The team is very friendly and atmosphere is good. Any questions are always welcome. There have been some activities for special occasions and seminars.

Some Karma points for prevention of disease and education in behavioural measures.

The responsibility is quiet high as you work independently. There are guidelines and generally advised practice you should follow, but in the end every case is different. And you don’t want some 20 year old to return to a nursery home because you forgot to tell him he should consider a shot against japanese enzephalitis when he planned to sleep in a rice field in Thailand for 3 months.

There is not a lot of diversity. You can see travel trends reflect in advice seeking of course. Thus we know the health demographics of India, Thiland, Myanmar and some places in Africa by heart. Anyway the interesting cases can be very interesting too and still there is always some non-evident questions.

I learned a lot of things that interest me personally since I work there. There are always seminars, interesting talks and update emails on the current world health situation. Also a certain amount of knowledge is necessary for doing the job.
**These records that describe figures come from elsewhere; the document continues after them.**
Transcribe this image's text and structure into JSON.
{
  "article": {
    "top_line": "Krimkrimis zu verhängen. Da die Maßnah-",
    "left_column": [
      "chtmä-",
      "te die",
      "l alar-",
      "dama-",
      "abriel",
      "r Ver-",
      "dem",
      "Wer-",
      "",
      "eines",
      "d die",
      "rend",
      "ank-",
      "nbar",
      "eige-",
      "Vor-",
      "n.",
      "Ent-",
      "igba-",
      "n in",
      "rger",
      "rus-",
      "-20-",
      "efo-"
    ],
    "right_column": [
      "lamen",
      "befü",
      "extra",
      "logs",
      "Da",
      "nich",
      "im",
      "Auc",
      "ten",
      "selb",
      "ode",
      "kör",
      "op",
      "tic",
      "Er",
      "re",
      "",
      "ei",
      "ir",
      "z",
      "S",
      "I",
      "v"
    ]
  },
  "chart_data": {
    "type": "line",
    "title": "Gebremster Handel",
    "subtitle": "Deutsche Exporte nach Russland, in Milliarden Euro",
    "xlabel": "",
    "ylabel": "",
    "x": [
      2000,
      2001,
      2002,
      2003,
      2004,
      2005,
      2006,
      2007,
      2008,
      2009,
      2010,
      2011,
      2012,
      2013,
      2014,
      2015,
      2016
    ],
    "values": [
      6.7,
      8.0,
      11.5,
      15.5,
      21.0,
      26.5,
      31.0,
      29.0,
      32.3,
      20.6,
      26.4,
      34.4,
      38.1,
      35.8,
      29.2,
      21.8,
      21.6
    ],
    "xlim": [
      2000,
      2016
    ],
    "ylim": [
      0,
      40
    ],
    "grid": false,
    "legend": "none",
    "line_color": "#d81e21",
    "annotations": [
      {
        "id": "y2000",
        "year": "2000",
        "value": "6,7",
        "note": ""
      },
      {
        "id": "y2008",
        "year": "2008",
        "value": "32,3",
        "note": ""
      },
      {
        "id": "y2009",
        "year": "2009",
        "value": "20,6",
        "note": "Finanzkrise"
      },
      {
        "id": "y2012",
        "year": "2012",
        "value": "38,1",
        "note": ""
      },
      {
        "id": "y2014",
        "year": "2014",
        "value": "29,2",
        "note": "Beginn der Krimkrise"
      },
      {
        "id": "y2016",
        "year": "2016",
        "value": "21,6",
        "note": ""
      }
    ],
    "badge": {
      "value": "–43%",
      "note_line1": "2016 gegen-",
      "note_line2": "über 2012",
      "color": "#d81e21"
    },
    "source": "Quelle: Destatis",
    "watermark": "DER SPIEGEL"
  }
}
As I said in the story, the mind starts to travel every day you work.

I find the work very inspiring personally. I get travel inspiration from patients and medical inspiration from the boss and colleagues all the time. It involves politics, medicine and culture and that is what I love about it.

It is all about medical content, even though in daily practice not of the most sophisticated type. The contracted colleagues do see a returning traveller once in a while and do the tropic suitability exams, so they dive a bit deeper into the medical themes.

There is no real evidence against security, but you do deal with needles and vaccines. Someone might get sick of the yellow fever shot.

The payment per hour is around average for a non-specialised young doctor. Finance is not a real big deal as all the consultations are paid privately.

The good thing about being a freelance doc here, only giving travellers advice is, you do not have to write long letters. Information on diseases are preprinted for hand-out. The only thing are the vaccination books for charge-no. So bureaucracy as in the hospital is far fetched.